No; I read it in newspapers all the freakin' time. The end of the kenyesian post war consensus the "neo-liberal" changes by Thatcher - but I've only ever heard rhetoric from idealogues from each side. I actually want some data, some facts and evidence.
 
The man who purchased his greatest "invention," MS-DOS, for $30,000 from a former IBM employee?
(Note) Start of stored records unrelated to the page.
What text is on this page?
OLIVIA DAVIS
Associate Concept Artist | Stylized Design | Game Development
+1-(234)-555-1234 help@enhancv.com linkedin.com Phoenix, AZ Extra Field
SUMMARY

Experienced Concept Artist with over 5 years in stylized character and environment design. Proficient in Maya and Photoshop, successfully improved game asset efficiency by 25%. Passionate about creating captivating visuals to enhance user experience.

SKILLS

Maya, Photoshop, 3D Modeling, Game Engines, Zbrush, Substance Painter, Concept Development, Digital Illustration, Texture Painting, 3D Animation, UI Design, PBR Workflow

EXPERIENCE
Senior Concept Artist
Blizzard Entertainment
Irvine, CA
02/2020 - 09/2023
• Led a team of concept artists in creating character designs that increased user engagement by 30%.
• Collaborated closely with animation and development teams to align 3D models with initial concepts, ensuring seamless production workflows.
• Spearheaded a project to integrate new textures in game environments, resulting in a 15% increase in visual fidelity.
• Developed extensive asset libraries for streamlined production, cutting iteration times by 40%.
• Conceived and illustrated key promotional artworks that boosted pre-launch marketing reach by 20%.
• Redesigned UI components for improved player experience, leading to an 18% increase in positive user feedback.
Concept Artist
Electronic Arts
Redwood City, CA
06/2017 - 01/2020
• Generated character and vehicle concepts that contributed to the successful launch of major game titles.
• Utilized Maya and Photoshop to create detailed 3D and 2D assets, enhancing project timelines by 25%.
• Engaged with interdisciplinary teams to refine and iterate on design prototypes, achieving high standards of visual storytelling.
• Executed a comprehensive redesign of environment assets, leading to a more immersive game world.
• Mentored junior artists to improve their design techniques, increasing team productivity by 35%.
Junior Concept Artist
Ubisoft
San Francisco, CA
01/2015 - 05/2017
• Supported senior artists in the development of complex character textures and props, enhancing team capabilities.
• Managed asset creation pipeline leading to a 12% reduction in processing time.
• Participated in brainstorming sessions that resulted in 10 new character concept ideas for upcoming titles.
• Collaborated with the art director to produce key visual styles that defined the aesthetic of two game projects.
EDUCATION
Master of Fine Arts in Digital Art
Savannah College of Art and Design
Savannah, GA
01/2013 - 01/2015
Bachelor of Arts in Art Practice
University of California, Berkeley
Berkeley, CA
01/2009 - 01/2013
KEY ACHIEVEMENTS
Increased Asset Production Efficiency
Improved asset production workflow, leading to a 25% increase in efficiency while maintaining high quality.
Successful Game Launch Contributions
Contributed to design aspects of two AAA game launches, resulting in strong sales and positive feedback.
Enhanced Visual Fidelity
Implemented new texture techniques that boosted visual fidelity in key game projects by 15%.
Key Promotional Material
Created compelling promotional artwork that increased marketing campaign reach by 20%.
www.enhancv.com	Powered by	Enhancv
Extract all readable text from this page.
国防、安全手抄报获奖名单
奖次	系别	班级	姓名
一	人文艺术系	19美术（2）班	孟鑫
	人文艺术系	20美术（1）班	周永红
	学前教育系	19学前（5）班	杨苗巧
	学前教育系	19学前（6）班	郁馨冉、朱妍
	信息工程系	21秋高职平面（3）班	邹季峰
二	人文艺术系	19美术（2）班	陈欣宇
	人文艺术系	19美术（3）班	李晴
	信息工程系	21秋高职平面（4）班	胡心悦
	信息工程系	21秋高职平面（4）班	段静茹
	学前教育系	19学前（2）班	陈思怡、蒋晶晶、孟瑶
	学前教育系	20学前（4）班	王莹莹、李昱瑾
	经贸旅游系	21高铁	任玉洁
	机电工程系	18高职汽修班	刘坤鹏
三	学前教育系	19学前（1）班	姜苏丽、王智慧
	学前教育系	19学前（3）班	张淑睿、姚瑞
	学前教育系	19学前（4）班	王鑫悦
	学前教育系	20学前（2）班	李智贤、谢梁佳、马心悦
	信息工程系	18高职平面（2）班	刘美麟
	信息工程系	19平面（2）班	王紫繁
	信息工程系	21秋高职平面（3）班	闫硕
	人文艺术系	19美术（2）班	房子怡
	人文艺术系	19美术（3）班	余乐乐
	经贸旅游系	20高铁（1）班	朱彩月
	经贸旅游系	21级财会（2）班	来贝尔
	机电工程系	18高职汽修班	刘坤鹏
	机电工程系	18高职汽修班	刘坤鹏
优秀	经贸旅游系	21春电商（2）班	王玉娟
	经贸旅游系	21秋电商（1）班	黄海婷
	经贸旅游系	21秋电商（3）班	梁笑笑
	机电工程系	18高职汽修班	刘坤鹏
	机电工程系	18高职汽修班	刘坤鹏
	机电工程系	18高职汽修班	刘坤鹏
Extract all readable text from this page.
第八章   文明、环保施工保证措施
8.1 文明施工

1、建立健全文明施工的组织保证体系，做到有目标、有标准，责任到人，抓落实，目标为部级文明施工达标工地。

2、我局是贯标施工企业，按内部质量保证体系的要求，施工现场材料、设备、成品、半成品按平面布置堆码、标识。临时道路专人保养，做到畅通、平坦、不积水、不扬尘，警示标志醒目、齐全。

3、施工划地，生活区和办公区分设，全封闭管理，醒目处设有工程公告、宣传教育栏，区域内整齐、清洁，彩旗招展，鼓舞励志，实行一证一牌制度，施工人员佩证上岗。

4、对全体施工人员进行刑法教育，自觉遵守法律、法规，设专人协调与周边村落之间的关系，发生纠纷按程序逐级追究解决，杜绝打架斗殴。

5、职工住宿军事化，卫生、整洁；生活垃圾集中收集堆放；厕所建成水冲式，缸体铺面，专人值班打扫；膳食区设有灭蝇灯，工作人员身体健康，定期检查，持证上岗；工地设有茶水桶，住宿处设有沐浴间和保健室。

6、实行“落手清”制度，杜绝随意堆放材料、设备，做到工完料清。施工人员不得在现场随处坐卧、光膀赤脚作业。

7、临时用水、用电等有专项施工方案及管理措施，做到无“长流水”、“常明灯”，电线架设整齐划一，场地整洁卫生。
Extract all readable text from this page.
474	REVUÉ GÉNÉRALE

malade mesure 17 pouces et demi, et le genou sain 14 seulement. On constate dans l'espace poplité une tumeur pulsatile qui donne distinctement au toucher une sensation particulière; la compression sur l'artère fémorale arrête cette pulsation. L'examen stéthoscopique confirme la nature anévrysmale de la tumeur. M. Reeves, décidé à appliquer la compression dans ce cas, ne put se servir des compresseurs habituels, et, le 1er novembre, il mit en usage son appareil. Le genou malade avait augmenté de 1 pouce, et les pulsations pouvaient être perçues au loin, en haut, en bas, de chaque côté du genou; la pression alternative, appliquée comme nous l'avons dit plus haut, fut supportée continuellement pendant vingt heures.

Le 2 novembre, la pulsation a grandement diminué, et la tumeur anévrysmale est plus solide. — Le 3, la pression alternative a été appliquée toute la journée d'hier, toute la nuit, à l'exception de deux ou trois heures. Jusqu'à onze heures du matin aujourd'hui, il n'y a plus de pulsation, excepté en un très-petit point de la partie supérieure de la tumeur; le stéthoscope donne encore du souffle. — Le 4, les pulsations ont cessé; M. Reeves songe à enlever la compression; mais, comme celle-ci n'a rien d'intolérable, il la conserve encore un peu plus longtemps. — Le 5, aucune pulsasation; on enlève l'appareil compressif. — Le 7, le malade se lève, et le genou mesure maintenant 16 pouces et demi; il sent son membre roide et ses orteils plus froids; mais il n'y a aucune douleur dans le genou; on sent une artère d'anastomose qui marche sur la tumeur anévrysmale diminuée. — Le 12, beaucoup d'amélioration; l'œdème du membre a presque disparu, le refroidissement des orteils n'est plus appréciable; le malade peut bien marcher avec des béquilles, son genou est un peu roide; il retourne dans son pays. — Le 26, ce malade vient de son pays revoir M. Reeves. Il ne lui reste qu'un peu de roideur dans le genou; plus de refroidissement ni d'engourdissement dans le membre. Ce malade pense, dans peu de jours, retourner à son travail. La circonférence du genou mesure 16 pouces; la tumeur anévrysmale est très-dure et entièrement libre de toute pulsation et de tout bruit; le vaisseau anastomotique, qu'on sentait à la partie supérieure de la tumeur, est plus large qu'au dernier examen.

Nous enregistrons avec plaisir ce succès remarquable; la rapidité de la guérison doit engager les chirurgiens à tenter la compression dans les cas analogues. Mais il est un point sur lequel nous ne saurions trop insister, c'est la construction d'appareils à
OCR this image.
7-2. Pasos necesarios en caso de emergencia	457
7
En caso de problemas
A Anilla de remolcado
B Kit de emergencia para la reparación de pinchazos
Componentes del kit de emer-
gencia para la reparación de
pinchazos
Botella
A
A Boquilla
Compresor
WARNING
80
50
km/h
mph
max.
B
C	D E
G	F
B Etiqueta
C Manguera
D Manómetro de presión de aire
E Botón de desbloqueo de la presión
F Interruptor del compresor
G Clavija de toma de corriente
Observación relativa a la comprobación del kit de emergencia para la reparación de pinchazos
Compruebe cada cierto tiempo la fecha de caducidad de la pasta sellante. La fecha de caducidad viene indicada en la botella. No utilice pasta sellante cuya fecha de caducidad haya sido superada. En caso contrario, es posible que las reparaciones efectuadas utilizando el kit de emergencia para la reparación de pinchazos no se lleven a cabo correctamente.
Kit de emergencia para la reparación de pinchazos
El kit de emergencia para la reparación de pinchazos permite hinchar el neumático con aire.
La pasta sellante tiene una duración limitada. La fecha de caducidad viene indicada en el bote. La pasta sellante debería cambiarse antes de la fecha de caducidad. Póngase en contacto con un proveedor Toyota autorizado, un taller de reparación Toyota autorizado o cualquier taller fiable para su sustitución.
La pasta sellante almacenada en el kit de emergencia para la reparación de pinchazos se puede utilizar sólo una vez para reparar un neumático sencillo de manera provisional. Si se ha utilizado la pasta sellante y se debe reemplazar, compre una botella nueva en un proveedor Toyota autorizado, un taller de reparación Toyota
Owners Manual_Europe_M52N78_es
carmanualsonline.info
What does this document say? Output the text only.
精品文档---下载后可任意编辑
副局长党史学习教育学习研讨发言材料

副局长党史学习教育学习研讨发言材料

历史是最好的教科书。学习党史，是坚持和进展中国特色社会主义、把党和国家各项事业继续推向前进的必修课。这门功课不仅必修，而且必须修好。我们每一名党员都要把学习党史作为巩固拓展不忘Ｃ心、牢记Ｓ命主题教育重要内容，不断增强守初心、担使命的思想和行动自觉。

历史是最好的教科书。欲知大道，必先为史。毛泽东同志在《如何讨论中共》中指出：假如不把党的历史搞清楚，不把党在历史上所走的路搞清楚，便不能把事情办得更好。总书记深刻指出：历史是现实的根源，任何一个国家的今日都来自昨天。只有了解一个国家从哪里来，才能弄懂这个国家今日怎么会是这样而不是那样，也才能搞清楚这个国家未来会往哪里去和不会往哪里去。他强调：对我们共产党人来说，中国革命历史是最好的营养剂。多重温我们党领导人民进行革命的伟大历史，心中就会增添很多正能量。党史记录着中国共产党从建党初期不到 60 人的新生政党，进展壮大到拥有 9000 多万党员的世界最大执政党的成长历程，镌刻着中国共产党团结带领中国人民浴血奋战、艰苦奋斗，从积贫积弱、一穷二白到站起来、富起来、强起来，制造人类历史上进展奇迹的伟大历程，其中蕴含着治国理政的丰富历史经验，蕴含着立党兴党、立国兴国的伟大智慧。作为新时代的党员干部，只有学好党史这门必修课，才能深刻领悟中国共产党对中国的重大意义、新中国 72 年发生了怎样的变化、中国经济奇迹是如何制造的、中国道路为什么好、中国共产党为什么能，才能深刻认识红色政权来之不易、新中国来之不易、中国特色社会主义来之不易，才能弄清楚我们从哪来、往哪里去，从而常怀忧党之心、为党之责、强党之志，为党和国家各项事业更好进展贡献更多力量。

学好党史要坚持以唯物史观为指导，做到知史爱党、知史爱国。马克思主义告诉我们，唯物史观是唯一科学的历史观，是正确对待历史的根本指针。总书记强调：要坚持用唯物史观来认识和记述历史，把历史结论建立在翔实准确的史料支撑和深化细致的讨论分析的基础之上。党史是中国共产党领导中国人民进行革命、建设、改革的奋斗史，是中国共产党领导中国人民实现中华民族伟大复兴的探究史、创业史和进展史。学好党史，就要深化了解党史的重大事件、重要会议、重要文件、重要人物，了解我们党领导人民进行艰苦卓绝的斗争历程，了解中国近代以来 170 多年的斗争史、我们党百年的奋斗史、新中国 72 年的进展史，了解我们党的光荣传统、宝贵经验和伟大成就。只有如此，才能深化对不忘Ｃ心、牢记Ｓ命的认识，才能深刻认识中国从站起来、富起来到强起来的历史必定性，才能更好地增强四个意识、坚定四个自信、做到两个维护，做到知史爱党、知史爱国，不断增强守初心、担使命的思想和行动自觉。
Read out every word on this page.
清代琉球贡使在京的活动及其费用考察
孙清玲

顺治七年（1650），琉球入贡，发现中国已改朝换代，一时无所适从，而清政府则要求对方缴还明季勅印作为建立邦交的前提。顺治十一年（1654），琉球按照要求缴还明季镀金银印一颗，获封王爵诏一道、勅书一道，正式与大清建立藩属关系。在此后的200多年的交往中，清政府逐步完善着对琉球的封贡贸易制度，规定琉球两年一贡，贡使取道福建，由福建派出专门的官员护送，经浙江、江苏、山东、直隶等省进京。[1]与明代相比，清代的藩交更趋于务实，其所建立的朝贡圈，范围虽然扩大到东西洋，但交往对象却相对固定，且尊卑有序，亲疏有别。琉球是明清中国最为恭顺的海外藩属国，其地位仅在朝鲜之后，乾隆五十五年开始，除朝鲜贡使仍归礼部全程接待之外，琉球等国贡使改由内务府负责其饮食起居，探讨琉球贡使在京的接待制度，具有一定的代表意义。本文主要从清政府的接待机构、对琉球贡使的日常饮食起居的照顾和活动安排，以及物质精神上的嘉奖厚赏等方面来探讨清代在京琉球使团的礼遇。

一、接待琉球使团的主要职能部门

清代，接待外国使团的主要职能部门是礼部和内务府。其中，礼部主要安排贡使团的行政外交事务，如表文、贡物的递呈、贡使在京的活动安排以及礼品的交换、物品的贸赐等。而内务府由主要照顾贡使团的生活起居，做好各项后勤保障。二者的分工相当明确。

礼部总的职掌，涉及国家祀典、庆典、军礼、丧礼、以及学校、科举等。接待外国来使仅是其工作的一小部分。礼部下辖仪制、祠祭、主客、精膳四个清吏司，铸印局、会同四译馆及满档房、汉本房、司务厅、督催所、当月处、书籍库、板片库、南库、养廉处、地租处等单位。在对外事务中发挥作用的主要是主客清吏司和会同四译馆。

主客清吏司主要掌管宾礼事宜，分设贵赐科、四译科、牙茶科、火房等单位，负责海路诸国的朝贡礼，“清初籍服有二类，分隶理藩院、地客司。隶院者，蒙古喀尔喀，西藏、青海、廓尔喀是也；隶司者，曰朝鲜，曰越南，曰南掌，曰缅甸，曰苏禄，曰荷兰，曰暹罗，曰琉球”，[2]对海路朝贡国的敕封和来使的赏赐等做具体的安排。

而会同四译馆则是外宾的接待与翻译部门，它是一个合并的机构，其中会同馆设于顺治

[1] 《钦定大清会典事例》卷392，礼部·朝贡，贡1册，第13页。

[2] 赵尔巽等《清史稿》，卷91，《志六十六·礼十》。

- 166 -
And then changed it and added stuff to it, along with others. He may not have done it alone, but by no means did he have the resources IBM or other corporations had at the time, which was what I think the OP's point on that was.
 
And then changed it and added stuff to it, along with others. He may not have done it alone, but by no means did he have the resources IBM or other corporations had at the time, which was what I think the OP's point on that was.
Nobody had the resources of IBM. Bill Gates did, however, have a very wealthy father and a Harvard education when he founded MicroSoft. He also screwed his cancer-suffering business partner out of literally billions of dollars in the 1980s, before MicroSoft really took off. The dude was smart, but he was hardly Leonardo da Vinci, toiling away alone for weeks on end in his workshop, funded entirely by capricious noblemen.
 
"Gay people can do what?"

then it would be followed by

"Sod it, we're moving to the USA because its like the land we used to know"
 
Nobody had the resources of IBM. Bill Gates did, however, have a very wealthy father and a Harvard education when he founded MicroSoft. He also screwed his cancer-suffering business partner out of literally billions of dollars in the 1980s, before MicroSoft really took off. The dude was smart, but he was hardly Leonardo da Vinci, toiling away alone for weeks on end in his workshop, funded entirely by capricious noblemen.

I don't ever remember comparing Gates to Da Vinci. And no one can do anything without some source of funds, be it from nobles, family members, or investors. And Gates also dropped out of Harvard.
 
I think the point is that Gates is neither an inventor nor innovator. He is an extremely successful businessman. But he himself invented no product or service.